How fantastically liberating this Millwallian approach to popularity must be. Freed from concerns about how policies will affect his personal standing that restricted Gordon Brown to stealth tax trimming at the margins, Osborne is more than prepared to become the panto villain of the age. He is actively willing it. This is the most masochistic politician since Stafford Cripps. He might as well be wearing the Ruth Kelly Memorial Opus Dei cilice under his Jermyn Street shirt.
Ideologue or no ideologue, the self-sacrifice has a more obvious strategic purpose than anyone can spot in the child-benefit changes. Repaying the loyalty showed him after Corfu with loan-shark interest, he has wrought himself into the perfect lightning rod for David Cameron. The more fire he attracts with the brutality of his intentions, the better able is the Prime Minister to assuage us with his charmingly sorrowful take on the pain his neighbour must by necessity cause. The badder the cop Osborne is, the gooder becomes Cameron.
There hasn't been a double act quite like this one at the top of British politics before, and as they embark on structural societal changes on a scale unseen since 1945, their boldness takes the breath away. The lesson they have learned from New Labour, or think they have learned, is that political capital must be speculated early to accumulate, not buried under the mattress for rainier days. Days come little rainier than those to come, of course, and they may be swept away in the ensuing monsoon. It is an enormous gamble.

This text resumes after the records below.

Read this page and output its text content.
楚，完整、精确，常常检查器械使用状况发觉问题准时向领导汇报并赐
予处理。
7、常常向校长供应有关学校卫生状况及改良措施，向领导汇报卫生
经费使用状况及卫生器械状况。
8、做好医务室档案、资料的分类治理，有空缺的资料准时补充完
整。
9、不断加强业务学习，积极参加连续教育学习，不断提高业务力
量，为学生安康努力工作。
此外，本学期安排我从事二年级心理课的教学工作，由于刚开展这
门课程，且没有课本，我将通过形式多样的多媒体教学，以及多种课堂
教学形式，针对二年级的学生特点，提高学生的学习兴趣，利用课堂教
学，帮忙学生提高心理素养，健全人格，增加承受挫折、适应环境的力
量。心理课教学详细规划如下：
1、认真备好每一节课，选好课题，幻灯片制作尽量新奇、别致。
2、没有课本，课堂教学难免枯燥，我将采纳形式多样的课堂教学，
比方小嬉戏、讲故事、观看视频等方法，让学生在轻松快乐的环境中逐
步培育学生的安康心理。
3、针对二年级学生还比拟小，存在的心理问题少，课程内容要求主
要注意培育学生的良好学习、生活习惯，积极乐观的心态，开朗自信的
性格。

So let no one accuse this Chancellor of being, like the one before last, a coward. Whether or not he kills them both in the process, he is laying down his political life for a friend who will assuredly sack him in a couple of years, as he knows, if the game turns out to be Russian roulette.
In his singular career, Osborne has been variously compared to a powdered wig-wearing pre-revolutionary French aristo, a cruel Victorian squire, and even (you will recall his Bullingdon nickname of "oik") the Regency edition Edmund Blackadder. We won't know for a while whether his plan is Baldrickian in its cunning, and at this embryonic stage guessing is pointless, but the above comparisons no longer fit.
What we are seeing from George Osborne now is a unique and fascinating self-portrait. Ageing fast under the pressure of bare-knuckling fighting with Cabinet colleagues, and already looking a little ravaged while the PM remains so smoothly baby-faced, he is the picture in the attic to David Cameron's Dorian Gray.